Reading into a fixed-sized buffer in a loop
To my surprise, old-fashioned, almost c-like code seems to be the fastest with both clang and gcc:
{
vector<char> cin_str;
// 64k buffer seems sufficient
std::streamsize buffer_sz = 65536;
vector<char> buffer(buffer_sz);
cin_str.reserve(buffer_sz);
auto rdbuf = cin.rdbuf();
while (auto cnt_char = rdbuf->sgetn(buffer.data(), buffer_sz))
cin_str.insert(cin_str.end(), buffer.data(), buffer.data() + cnt_char);
}
Using istream::read()
and istream::gcount()
was as fast but required a little extra code...
c++ iterators
Surprisingly, using istreambuf_iterator
(iterator for unformatted input) turned out to be much, much slower: >3x for some test files, even after switching off sync with stdio.
{
std::ios_base::sync_with_stdio(false) ;
vector<char> cin_str;
// 64k
std::streamsize buffer_sz = 65536;
cin_str.reserve(buffer_sz);
std::istreambuf_iterator<char> iit (std::cin.rdbuf()); // stdin iterator
std::istreambuf_iterator<char> eos; // end-of-range iterator
std::copy(iit, eos, std::back_inserter(cin_str));
return cin_str;
}
This is true even after reserving space for the vector
buffer (rather than just assigning to it).

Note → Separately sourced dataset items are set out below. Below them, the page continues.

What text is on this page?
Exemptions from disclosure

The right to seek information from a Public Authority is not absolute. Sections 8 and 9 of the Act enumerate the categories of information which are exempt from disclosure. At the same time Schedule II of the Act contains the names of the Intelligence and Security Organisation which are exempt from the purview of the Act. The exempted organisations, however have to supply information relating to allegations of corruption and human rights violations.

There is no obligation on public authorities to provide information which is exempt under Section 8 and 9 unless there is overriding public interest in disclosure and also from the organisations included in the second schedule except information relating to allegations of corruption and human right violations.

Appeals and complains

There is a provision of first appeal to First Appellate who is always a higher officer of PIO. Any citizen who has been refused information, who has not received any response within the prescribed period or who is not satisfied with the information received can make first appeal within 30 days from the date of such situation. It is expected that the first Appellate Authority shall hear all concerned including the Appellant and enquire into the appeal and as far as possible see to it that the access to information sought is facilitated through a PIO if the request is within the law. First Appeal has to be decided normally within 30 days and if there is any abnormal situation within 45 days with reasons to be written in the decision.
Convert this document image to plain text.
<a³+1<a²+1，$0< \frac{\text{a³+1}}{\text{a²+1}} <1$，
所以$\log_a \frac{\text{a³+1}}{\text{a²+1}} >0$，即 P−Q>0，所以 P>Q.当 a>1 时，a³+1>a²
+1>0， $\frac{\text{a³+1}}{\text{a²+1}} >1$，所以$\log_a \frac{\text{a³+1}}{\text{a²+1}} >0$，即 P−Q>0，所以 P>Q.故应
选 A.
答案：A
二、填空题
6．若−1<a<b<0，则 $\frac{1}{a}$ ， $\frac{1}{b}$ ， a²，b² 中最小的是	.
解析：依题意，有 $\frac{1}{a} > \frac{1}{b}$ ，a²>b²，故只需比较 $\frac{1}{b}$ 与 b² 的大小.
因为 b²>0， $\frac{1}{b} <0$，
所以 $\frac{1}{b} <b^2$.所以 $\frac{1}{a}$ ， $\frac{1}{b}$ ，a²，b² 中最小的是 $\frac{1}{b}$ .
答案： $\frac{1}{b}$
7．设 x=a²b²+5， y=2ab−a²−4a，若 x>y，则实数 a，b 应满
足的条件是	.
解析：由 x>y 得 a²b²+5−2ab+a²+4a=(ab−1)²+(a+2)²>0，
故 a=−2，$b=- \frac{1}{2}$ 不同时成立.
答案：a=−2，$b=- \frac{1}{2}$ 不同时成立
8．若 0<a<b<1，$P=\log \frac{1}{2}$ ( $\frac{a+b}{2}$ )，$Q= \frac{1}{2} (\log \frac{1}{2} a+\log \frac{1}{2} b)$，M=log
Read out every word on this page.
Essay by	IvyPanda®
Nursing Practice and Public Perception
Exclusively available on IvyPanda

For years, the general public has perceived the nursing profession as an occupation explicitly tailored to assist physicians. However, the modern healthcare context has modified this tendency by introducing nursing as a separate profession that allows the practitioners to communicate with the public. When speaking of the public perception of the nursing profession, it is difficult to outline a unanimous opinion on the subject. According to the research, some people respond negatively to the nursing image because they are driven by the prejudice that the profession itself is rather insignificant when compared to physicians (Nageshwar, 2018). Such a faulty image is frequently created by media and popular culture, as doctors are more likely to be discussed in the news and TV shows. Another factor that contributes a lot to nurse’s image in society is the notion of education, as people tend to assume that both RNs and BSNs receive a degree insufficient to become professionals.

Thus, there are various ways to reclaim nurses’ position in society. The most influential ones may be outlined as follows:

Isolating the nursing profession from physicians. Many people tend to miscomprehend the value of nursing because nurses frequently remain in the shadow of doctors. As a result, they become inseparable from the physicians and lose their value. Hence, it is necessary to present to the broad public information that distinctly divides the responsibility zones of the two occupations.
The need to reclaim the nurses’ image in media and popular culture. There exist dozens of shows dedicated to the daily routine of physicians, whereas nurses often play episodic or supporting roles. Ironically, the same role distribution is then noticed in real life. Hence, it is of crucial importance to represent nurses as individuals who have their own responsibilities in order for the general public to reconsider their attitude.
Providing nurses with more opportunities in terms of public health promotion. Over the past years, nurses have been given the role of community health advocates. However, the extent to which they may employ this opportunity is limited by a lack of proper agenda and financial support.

The other surprise is that a see (near) maximum speed even with a very modest buffer size (64 kb). vector
just has a very efficient reallocation strategy.
Addendum:
Google-ing finds this blog post
(http://insanecoding.blogspot.in/2011/11/reading-in-entire-file-at-once-in-c.html) from 2011 which seems to show that this approach is about as fast as you can go in c++ (in gcc/clang), and switching to cstdio does not provide further gains (but obviously makes the code even uglier!).
Avoiding copies
@BenVoigt points out that the read data can be placed in place by sgetn()
/ istream::read()
if we judiciously preallocate the requisite space:
{
std::ios_base::sync_with_stdio(false) ;
// 64k
std::streamsize buffer_sz = 65536;
vector<char> cin_str(buffer_sz);
std::streamsize cin_str_data_end = 0U;
auto rdbuf = cin.rdbuf();
while (auto cnt_char = rdbuf->sgetn(cin_str_data_end + cin_str.data(), buffer_sz))
{
cin_str_data_end += cnt_char;
cin_str.resize(cin_str_data_end + buffer_sz);
}
cin_str.resize(cin_str_data_end);
return cin_str;
}
In testing, this resulted in no further speedups probably because this code is dominated by 1) i/o 2) system call overhead 3) vector memory allocation
Is there a faster way to do this? Memory mapped files from boost?